I agree on the transparency. My guess is that they aren’t up front about it because it sounds distasteful to many. How much harder would it be for a company to sell their camera to people if they have to explain that, yes, humans may be looking at the footage collected in your home? I bet that makes it a LOT harder. Better to just be vague and try to put that in the small print on the website that’s address is on the bottom of the box and not linked from anywhere.
Apple please hurry up and take Home seriously! I'm at the point of thinking Apple needs to acquire some home security companies and make these spyware devices irrelevant. Like Siri, iPhone and podcasts, this whole industry was Apple's idea and they're laying back allowing everyone in.
And cry me a river about the Siri thing. All information was anonymous and untraceable. Apple could release these recordings to the public and it would do diddly-squat!
Unlike spyware companies like Facebook and Google who know who your children are, where you live and what you purchase.
Apart from that: it becomes more and more obvious that machine learning is so much easier when you give a damn about privacy.
Google anonymized their voice recordings too before sending them out for 3rd party transcription.

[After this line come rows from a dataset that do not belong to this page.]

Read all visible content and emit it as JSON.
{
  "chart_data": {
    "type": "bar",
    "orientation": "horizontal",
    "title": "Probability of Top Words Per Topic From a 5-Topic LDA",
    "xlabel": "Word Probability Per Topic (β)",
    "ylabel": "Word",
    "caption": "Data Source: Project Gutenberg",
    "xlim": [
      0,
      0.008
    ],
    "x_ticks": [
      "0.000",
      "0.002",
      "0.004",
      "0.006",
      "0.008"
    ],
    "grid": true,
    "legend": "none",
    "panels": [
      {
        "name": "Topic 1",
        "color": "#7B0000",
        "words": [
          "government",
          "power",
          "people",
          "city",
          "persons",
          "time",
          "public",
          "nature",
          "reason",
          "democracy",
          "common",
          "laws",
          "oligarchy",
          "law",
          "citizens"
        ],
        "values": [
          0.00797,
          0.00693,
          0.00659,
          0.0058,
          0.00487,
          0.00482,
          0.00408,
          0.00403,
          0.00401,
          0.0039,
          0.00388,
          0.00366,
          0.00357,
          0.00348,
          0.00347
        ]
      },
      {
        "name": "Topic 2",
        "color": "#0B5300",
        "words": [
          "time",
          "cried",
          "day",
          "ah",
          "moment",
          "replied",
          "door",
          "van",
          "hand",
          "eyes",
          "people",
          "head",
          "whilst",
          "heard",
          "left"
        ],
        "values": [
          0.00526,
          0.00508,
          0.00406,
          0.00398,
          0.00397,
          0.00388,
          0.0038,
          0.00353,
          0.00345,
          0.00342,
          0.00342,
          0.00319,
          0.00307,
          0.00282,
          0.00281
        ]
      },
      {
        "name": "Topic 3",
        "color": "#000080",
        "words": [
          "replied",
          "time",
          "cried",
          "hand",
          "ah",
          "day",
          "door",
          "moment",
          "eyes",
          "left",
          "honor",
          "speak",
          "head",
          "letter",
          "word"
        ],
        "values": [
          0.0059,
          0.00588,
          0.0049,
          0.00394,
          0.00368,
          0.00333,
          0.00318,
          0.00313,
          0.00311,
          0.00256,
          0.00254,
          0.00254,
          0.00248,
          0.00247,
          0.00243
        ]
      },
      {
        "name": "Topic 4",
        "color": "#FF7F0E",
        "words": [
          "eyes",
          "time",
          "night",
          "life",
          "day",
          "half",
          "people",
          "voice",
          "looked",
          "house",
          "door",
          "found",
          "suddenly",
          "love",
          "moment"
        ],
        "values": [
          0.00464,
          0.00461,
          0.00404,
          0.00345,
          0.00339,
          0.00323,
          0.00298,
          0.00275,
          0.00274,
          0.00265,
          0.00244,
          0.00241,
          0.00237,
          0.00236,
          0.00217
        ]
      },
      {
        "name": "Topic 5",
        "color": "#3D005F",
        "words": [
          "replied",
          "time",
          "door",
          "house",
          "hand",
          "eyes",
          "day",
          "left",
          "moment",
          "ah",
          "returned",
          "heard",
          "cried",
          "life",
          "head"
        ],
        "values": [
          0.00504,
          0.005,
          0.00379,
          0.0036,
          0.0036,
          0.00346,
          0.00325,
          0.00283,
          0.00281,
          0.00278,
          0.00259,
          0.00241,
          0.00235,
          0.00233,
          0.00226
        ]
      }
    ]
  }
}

It still did not prevent a dishonest contracted person from taking a few containing personal information such as an address or person's name to a newspaper reporter who dedicated themselves to identifying the person behind the voice. successfully I might add allowing them to leap to the inference Google must be sharing personal information.
But Apple and Google were each doing the same thing, relegating a user to a number instead and otherwise attempting to separate the recordings from an identifiable person. So yeah it's not all "untraceable".
Side note: The same source claimed Apple also assigned certain demographics to the supplied voice recordings such as general location, male or female, what app the recording came from, that type of thing. So Apple does apparently keep track of a little more than you understand them to.
Unlike Facebook/Google/Amazon, Apple doesn't care what you do they only care about improving their services.
Privacy is a big deal to Apple.
Mention Google and he will come....
*Gatorguy summon card activated*
The source claimed the recording were completely anonymous and untraceable.
Also
Google isn't as good as you understand them to be.
"The whistleblower said: “There have been countless instances of recordings featuring private discussions between doctors and patients, business deals, seemingly criminal dealings, sexual encounters and so on. These recordings are accompanied by user data showing location, contact details, and app data.”
Any recording that includes an address or name, and especially if combined with approximate location, is traceable. You knew that.
Apple's voice recordings were no less (or more) traceable than Google's. Gosh is that me throwing Google under the bus too?